FeNO has been described as classically representing allergic and eosinophilic airway inflammation in asthmatic patients, (Dweik et al. 2011) Ambient air pollution has been associated with increased FeNO in children with asthma in a number of epidemiologic studies. (Delfino et al. 2006; Liu et al. 2009; Mar et al. 2005) COPD is classically described as involving chronic neutrophilic rather than eosinophilic inflammation, yet we demonstrated FeNO responses specifically in a small subgroup with COPD within a panel study of elders from Steubenville, OH. (Adamkiewicz et al. 2004) In this Boston study of people with diabetes we found no effect modification either by asthma or COPD diagnosis, though sample size limited power to detect effect modification by diagnosis.

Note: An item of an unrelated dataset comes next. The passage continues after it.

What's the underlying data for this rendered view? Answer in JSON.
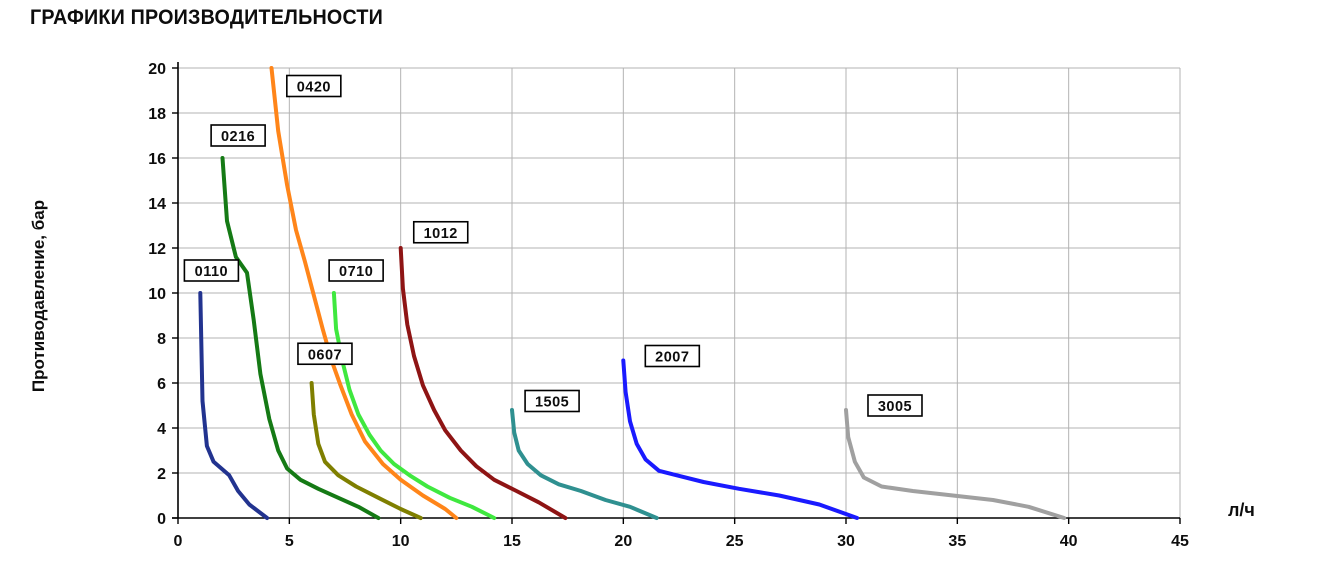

The underlying chronic inflammation in people with T2DM is well-known to involve non-IgE mediated pathways with pro-inflammatory innate and adipokine-related cytokines. (Gold 2008) While one 2009 review suggested use of FeNO as well as other biomarkers in evaluation of inflammation in people with T2DM, (Maniscalco et al. 2009) we found only two small case reports in the literature, both focused on medication effects on inflammation. (Sexton et al. 2014; Yalcin et al. 2014) Neither report, one on anti-IgE (2 subjects) (Yalcin et al. 2014) and the other on metformin (17 participants) administration, (Sexton et al. 2014) demonstrate changes in FeNO with medication administration, but these studies are limited and their design and study population differ from that of our study. In a St. Louis panel study of elders we showed that diabetes, obesity and hypertension increased vulnerability to the systemic inflammatory effects of air pollution. (Dubowsky et al. 2006) Our study suggests that people with T2DM, who have underlying non allergic inflammation, are vulnerable to the pulmonary inflammatory effects of pollution, and that FeNO can be a useful marker of this response.
This study is funded by NIEHS PO1 ES-09825, NIEHS R21 ES-020194-01, US EPA RD-83241601, US EPA RD-83479801. The contents of this publication are solely the responsibility of the grantee and do not necessarily represent the official views of the US EPA. Further, US EPA does not endorse the purchase of any commercial products or services mentioned in the publication. The authors are grateful to all participants of the study and the staff responsible for data collection.
CONFLICT OF INTEREST
None of the authors has any actual or potential competing financial interests.